Colorado College this week jumped up five spots to No. 10 in the latest USCHO.com Division I Men’s Hockey Poll, the highest spot the Tigers have held in 12 years.

Two blowout home wins last weekend against then-No. 2 North Dakota helped explain the Tigers’ big rise. More to the point, CC swept its four-game season series with the Fighting Hawks, doing so for the first time in the history of a rivalry that dates back to 1948.

The Tigers ran rampant in their 7-1 win Friday, scoring six unanswered goals and going 4 for 5 on power plays. Saturday’s 6-2 CC win, though, may have been more instructive with regards to what has made the Tigers so unexpectedly good this season. They had been picked by media members to finish sixth in the NCHC but are only four points back from first-place UND with six games left.

North Dakota led twice in Saturday’s first period through goals from Abram Wiebe and then Cameron Berg, who scored on a power play with nine seconds left before intermission. CC was dinged for four penalties in that period alone, one early in the second period and then none the rest of the way, and as CC coach Kris Mayotte said in his postgame comments, the Tigers simply got back to their game. Much of that involved goaltender Kaidan Mbereko, who made a combined 34 saves in the first two periods before finishing with 43.

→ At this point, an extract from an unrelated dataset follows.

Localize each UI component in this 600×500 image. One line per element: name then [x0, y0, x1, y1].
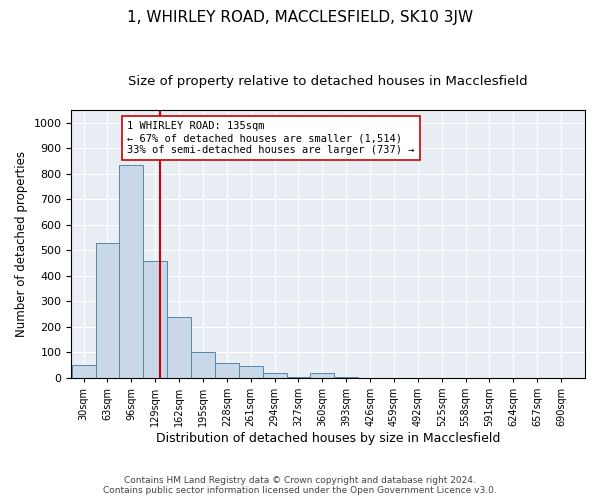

“I give (North Dakota) a ton of credit,” said Mayotte, a former college goalie himself at Union. “They made the push that you would expect them to make, but Mbereko was special tonight. He made, we’re probably talking five, eight, 10 saves that you shake your head at.

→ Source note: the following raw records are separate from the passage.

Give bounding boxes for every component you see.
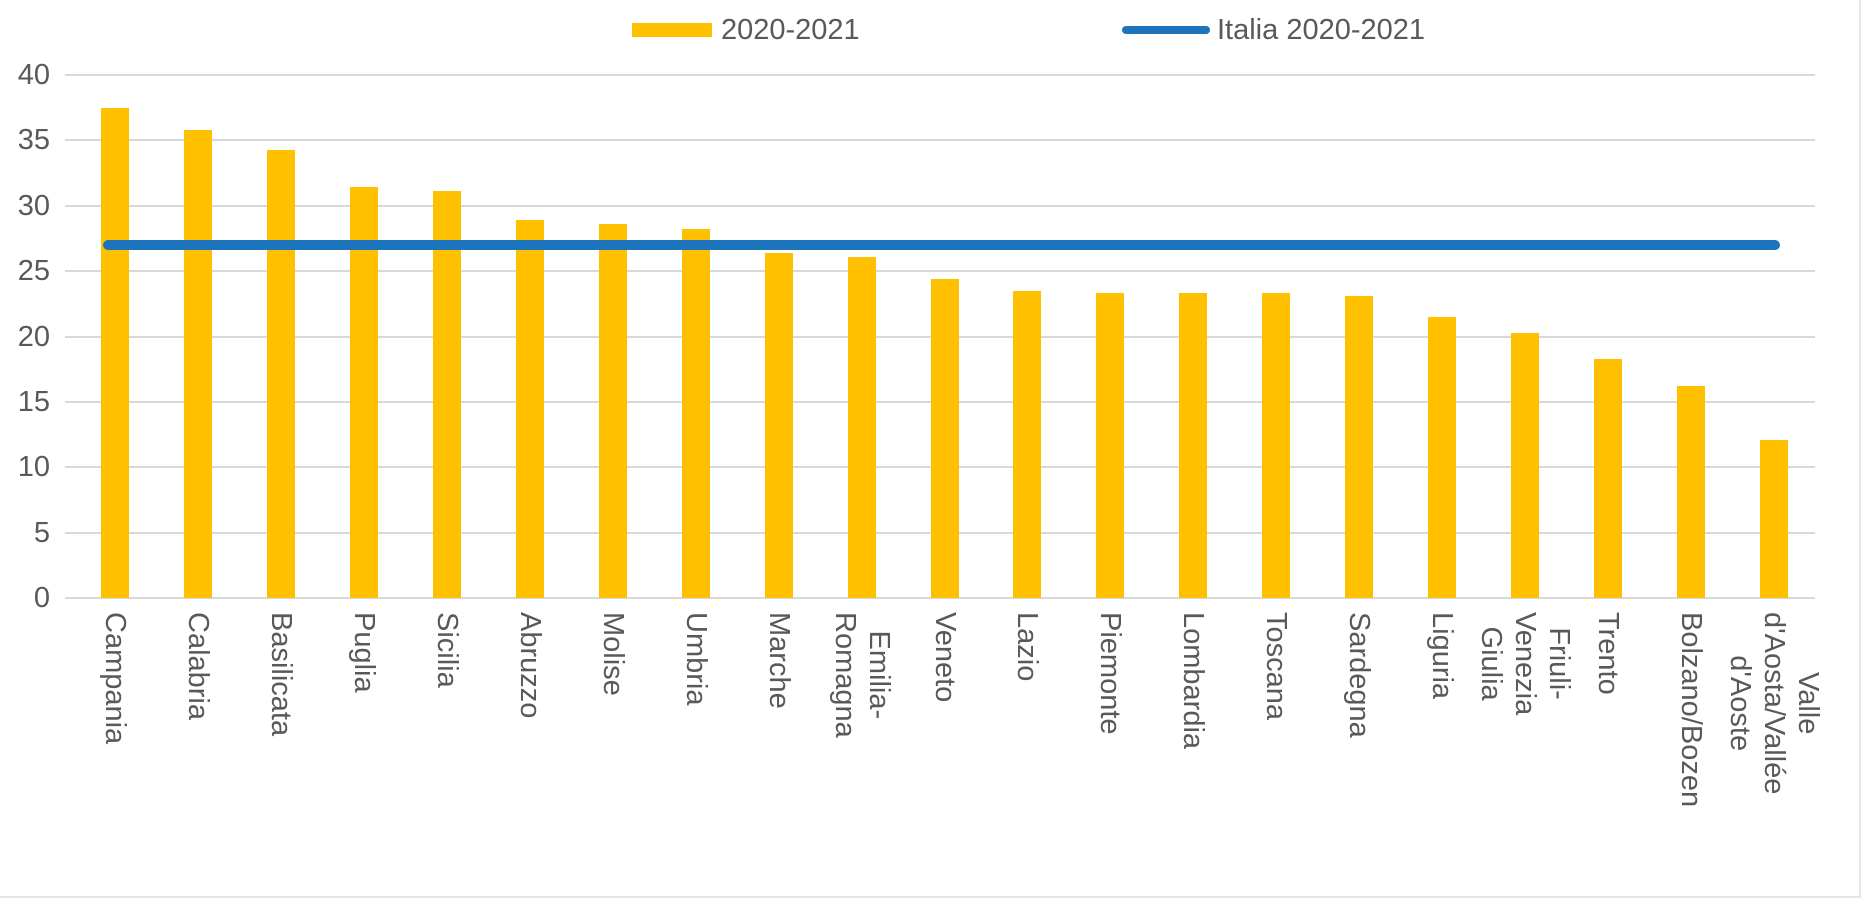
y-axis-tick-label-0: 0 [33,582,50,614]
legend-label: Italia 2020-2021 [1217,13,1425,46]
bar-emilia-romagna [847,256,876,598]
bar-liguria [1427,316,1456,598]
bar-basilicata [267,149,296,598]
bar-sardegna [1345,295,1374,598]
y-axis-tick-label-30: 30 [17,189,50,222]
legend-label: 2020-2021 [721,13,860,46]
bar-sicilia [433,191,462,598]
x-axis-label-sardegna: Sardegna [1343,612,1376,738]
bar-puglia [350,187,379,598]
y-axis-tick-label-40: 40 [17,59,50,91]
bar-lazio [1013,290,1042,598]
y-axis-tick-label-15: 15 [17,385,50,418]
bar-series-swatch-icon [632,23,712,37]
x-axis-label-calabria: Calabria [182,612,215,720]
bar-lombardia [1179,293,1208,598]
x-axis-label-marche: Marche [762,612,795,709]
x-axis-label-sicilia: Sicilia [431,612,464,688]
bar-veneto [930,278,959,598]
bar-piemonte [1096,293,1125,598]
gridline-25 [65,270,1815,273]
x-axis-label-abruzzo: Abruzzo [513,612,546,719]
x-axis-label-liguria: Liguria [1425,612,1458,700]
x-axis-label-umbria: Umbria [679,612,712,706]
bar-valle-d-aosta-vall-e-d-aoste [1759,439,1788,598]
x-axis-label-friuli-venezia-giulia: Friuli-Venezia Giulia [1474,612,1575,716]
x-axis-label-puglia: Puglia [348,612,381,693]
bar-abruzzo [515,220,544,598]
gridline-30 [65,204,1815,207]
line-series-swatch-icon [1122,26,1210,34]
y-axis-tick-label-20: 20 [17,320,50,353]
x-axis-label-toscana: Toscana [1260,612,1293,721]
bar-toscana [1262,293,1291,598]
x-axis-label-lombardia: Lombardia [1177,612,1210,750]
gridline-0 [65,597,1815,599]
y-axis-tick-label-25: 25 [17,255,50,288]
x-axis-label-trento: Trento [1591,612,1624,695]
chart-legend: 2020-2021 Italia 2020-2021 [0,0,1859,60]
legend-item-italia-2020-2021: Italia 2020-2021 [1122,12,1425,48]
gridline-35 [65,139,1815,142]
bar-friuli-venezia-giulia [1510,332,1539,598]
y-axis-tick-label-5: 5 [33,516,50,549]
bar-marche [764,252,793,598]
bar-molise [598,224,627,598]
x-axis-label-molise: Molise [596,612,629,696]
legend-item-2020-2021: 2020-2021 [632,12,860,48]
x-axis-label-piemonte: Piemonte [1094,612,1127,735]
x-axis-label-emilia-romagna: Emilia-Romagna [828,612,895,738]
bar-calabria [184,129,213,598]
x-axis-label-veneto: Veneto [928,612,961,703]
x-axis-label-lazio: Lazio [1011,612,1044,682]
bar-umbria [681,229,710,598]
bar-bolzano-bozen [1676,386,1705,598]
x-axis-label-campania: Campania [99,612,132,745]
italia-average-line [103,239,1780,250]
y-axis-tick-label-35: 35 [17,124,50,157]
x-axis-label-valle-d-aosta-vall-e-d-aoste: Valle d'Aosta/Vallée d'Aoste [1723,612,1824,795]
x-axis-label-bolzano-bozen: Bolzano/Bozen [1674,612,1707,808]
gridline-40 [65,74,1815,76]
bar-trento [1593,358,1622,598]
bar-campania [101,107,130,598]
y-axis-tick-label-10: 10 [17,451,50,484]
x-axis-label-basilicata: Basilicata [265,612,298,737]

“It wasn’t just like he was under siege; it was big-time chances, cross-crease stuff. He was special. He was the player of the game, no question about it, him on top of our (penalty) kill. A lot on what we had to endure early was PK time, and you put Tommy (Middleton) in the box, you put (Noah) Laba in the box, those are our PK guys, so we had a lot of guys step up in that scenario, but there’s no doubt that Berkie got us that thing tonight. He was absolutely incredible. He just made unbelievable save after unbelievable save, and allowed us to kind of get going.”

The game was still close, tied at 2-2, before CC scored four goals in the third period. Logan Will bagged the eventual game-winner at 4:19, Gleb Veremyev then scored two goals a minute apart and Laba fired into an empty net with 6:33 left. The Tigers outshot UND 15-9 in that period, while largely keeping the dangerous Fighting Hawks’ offense at arm’s length.

“The poise and how we attacked the third period, that was the biggest thing,” Mayotte said. “Adversity is going to happen, especially when you’re playing top teams in the country, and (UND) certainly are. They can come at you in waves, and you’re going to have a ton of adversity in playoff-atmosphere-type games against really good teams, and we bent but didn’t break.

“That’s probably the thing that if you think about our culture, what we’re trying to build and how we’re trying to do it, that’s what stands out to me, is just our ability to do the hard things, do it together and not let the adversity put us on our heels.”

CC has also scored 18 goals in the Tigers’ last three games. That and Mbereko’s Mike Richter Award-worthy form should have CC in good shape for its remaining regular-season games, four of them coming against ranked opposition in No. 19 Omaha this weekend and against No. 3 Denver, one week before the NCHC playoffs begin.

“When you get that, when you score goals, when you win games, it just allows you to believe more and more and more,” Mayotte said.